In due anni di conflitto, oltre 500 bambini hanno perso la vita e oltre 1200 sono rimasti feriti. 3,3 milioni hanno bisogno di assistenza umanitaria mentre 2300 risultano ancora scomparsi

Il 24 febbraio del 2022 cominciava la guerra in Ucraina, riportando un sanguinoso conflitto alle porte dell’Europa, come se le lancette dell’orologio fossero tornate a tempi che si sperava sorpassati per sempre in questo Continente. Invece, come se nulla fosse cambiato, l’invasione dell’Ucraina ha reso nuovamente attuali le trincee e bunker, la diserzione e l’arruolamento obbligatorio, il coprifuoco e la corte marziale. Ma, soprattutto, ha riportato alle porte dell’Europa una situazione drammatica per tutti i bambini, da sempre le prime vittime di qualsiasi emergenza, guerra in testa!

I bambini, prime vittime delle guerre

Scuole interrotte, amicizie spezzate, famiglie distrutte… L’infanzia di milioni di bambini è stata stravolta da un giorno con l’altro e, dopo due anni, è ancora ben lontana da poter intravedere una possibile, nuova normalità. In un contesto del genere, anche solo riuscire ad avere delle informazioni precise è impossibile, ma se i numeri servono per provare a rendere più immediato il quadro della situazione, nulla spostano nelle realtà quotidiana di chi da due anni non vede i propri genitori (e magari mai più li rivedrà), vive in un Paese straniero o comunque a centinaia di chilometri da casa, corre a rifugiarsi in bunker e cantine ogni volta che una sirena suona nell’aria.
Ma tutti questi sono i bambini “più fortunati”, perché tanti, tantissimi altri non vivranno più alcun disagio e alcuna paura, essendo rimaste vittime di un conflitto insensato e crudele.
Secondo il sito childrenofwar.gov.ua, che prova a tenere monitorata la situazione dei bambini in Ucraina, dall’inizio del conflitto sono morti 528 minori e altri 1230 sono rimasti feriti. Quasi 20 mila sono stati deportati o costretti a trasferirsi con la forza, ma oltre 2100 secondo la polizia nazionale ucraina risultano ancora scomparsi e non se ne ha traccia. Sempre all’interno del sito indicato, si può inserire il nome del bambino scomparso e visualizzare la sua foto, nel tentativo di rintracciare qualcuno che ne abbia notizie.

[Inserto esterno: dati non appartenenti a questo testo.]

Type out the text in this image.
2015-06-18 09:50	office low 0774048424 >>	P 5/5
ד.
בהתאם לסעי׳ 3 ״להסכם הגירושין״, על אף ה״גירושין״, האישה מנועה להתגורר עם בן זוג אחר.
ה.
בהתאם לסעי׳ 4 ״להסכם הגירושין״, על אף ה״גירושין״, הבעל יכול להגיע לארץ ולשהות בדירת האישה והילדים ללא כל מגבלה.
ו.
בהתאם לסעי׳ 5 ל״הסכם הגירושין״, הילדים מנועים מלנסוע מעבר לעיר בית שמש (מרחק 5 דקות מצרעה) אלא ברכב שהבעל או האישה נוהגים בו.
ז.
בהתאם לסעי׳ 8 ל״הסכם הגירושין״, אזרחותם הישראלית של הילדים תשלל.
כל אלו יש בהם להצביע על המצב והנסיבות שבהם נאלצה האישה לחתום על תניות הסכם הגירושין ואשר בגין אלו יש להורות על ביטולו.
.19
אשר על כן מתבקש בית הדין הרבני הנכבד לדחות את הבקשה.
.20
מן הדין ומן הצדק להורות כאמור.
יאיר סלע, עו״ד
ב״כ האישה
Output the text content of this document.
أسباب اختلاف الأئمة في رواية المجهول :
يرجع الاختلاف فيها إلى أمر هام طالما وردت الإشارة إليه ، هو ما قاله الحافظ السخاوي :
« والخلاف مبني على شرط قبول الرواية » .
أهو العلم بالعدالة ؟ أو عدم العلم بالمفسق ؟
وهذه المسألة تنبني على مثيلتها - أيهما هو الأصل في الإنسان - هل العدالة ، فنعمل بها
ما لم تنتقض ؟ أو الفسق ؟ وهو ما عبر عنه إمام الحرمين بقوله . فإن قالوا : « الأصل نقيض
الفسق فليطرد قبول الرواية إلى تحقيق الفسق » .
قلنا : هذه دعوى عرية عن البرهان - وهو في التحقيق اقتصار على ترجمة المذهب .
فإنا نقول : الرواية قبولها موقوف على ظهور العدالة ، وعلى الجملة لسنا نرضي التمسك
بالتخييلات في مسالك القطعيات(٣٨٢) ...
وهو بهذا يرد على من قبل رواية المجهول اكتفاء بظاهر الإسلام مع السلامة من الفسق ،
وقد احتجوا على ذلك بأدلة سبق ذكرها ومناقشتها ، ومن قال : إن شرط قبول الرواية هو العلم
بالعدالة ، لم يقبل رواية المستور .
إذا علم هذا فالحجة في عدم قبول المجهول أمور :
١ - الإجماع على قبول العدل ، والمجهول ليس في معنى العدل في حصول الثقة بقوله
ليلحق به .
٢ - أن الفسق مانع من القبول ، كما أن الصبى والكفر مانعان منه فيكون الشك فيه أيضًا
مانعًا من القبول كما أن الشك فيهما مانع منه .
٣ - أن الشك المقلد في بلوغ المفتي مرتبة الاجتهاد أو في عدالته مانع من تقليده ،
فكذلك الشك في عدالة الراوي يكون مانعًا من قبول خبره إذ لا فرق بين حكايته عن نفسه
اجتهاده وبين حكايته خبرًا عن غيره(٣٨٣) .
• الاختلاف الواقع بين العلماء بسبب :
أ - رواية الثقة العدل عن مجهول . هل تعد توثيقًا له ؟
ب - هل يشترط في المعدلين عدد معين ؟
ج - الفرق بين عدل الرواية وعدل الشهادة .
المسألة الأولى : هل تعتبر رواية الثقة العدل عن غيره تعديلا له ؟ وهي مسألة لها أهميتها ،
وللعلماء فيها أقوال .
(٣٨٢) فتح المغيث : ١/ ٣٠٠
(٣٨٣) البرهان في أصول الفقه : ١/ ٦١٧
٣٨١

Fino a 7 mesi passati nei rifugi in due anni di conflitto

Secondo l’Unicef, in totale sono 3,3 milioni i bambini ucraini che hanno bisogno di assistenza umanitaria, mentre il 40% di tutti i minori non può avere accesso a un’istruzione continuativa, certificando la situazione difficilissima anche per quei bambini che sono tornati, dopo essere fuggiti, nel loro Paese. In totale sono circa 630 mila i bambini tornati a vivere in Ucraina, la metà dei quali si trova nelle zone più colpite dal conflitto. Ovvero in zone dove, negli ultimi 2 anni, sono risuonati qualcosa come 6200 allarmi antiaerei (contro i “soli” 3500 delle zone di Zaporizhzhia e Kharkiv).
Sempre secondo Unicef, dall’inizio della guerra i bambini che si trovano nelle città più esposte agli attacchi russi sono stati costretti a trascorrere dalle 3mila elle 5mila ore nei rifugi sotterranei e nelle stazioni della metropolitana. Dai 4 ai 7 mesi di tempo senza poter vedere la luce del sole, ulteriore, drammatica, conseguenza di due anni di guerra e di umana, “adulta”, follia.